After graduating from Harvard Medical School in 1953, Dr. Barlow began his career of more than 50 years as a neuroscientist at Massachusetts General Hospital, mainly in EEG analysis. He was a past president of the Eastern Association of Electroencephalographers and the American EEG Society. In more recent years he designed electronic models to demonstrate how parts of the brain work. He authored many scientific articles and two books in his field.

He also translated scientific articles and books from Russian, Polish Czech, Bulgarian, and Chinese with the aid of many dictionaries. It was while looking through Chinese dictionaries that he discovered the Russian graphical system for arranging Chinese characters in a dictionary. In the hope of spreading this system to the rest of the world, he added English and appendices to an existing large Chinese-Russian dictionary to produce the 856-page A Chinese-Russian-English Dictionary, arranged by the Rosenberg Graphical System. He also researched and wrote about the life of Otto O. Rosenberg, the buddhologist who perfected the graphical system.
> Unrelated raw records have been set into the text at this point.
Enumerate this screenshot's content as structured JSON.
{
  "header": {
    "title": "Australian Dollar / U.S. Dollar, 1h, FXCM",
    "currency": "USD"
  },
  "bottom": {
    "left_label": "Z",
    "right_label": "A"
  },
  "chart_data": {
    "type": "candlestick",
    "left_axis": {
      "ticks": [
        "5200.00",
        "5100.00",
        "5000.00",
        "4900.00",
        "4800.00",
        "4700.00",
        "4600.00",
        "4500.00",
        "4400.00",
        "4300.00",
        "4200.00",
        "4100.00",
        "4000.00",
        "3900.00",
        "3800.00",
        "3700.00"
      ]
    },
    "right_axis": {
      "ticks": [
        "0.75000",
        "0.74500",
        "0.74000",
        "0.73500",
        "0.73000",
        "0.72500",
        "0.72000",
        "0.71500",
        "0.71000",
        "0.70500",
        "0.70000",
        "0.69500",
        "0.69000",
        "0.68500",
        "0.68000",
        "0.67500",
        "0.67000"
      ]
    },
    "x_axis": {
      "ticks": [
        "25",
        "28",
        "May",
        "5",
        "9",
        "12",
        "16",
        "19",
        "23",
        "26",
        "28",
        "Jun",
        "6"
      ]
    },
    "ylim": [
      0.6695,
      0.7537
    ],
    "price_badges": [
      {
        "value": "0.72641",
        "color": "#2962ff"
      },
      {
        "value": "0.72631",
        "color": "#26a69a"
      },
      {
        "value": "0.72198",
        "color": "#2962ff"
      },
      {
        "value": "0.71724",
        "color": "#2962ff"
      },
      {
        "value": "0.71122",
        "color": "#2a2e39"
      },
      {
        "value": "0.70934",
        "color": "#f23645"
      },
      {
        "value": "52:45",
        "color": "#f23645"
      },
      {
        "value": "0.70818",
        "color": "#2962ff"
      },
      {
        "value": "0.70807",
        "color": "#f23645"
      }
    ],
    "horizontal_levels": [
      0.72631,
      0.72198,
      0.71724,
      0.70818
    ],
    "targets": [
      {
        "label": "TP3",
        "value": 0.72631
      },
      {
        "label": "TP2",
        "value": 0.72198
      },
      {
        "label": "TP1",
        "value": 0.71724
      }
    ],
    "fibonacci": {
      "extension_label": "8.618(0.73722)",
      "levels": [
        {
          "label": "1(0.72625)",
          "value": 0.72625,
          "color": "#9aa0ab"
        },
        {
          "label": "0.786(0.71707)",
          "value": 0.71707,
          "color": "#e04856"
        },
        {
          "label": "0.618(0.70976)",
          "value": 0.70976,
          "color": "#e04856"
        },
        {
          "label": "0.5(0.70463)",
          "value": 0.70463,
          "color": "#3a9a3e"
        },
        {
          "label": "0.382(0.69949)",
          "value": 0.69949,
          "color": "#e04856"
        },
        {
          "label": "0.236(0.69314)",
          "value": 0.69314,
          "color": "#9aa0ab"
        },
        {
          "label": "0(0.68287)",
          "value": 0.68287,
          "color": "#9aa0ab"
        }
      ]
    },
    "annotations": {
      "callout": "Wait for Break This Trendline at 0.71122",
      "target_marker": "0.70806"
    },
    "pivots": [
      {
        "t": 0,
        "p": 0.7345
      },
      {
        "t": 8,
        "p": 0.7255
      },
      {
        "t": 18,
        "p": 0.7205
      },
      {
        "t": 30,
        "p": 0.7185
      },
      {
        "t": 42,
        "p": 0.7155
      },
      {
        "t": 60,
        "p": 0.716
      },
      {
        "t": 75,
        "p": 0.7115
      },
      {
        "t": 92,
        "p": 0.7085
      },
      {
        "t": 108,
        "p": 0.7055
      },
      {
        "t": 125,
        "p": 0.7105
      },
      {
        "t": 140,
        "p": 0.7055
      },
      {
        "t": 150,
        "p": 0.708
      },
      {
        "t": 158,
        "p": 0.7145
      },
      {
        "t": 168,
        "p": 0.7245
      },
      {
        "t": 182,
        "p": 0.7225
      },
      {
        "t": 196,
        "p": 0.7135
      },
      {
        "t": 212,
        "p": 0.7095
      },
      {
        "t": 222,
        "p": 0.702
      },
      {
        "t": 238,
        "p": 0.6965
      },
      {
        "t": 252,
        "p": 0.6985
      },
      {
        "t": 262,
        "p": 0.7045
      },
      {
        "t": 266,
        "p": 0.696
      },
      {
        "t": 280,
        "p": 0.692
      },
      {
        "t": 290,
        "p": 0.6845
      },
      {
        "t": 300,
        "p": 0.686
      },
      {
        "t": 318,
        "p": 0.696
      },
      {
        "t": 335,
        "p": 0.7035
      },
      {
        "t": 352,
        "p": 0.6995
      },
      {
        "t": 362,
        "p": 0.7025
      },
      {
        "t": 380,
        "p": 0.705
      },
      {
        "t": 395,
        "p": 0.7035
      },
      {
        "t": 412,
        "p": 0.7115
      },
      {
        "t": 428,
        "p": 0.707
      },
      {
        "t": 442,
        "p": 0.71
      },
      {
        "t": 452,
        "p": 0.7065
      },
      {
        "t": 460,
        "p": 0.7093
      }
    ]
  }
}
Mr. Barlow's interests included train travel, world affairs (especially the United Nations), music, biking, unicycling, and reading biographies of scientists. He played the pipe organ at home and on trips abroad, with emphasis on J.S. Bach because (they had the same initials). He was also known for his puns.

Besides his wife, he is survived by their children Thomas of Wilminton, Del., Robert of Pleasanton, Calif., and Lisa of Boulder, Col., six grandchildren, and one great-granddaughter. His brother David predeceased him.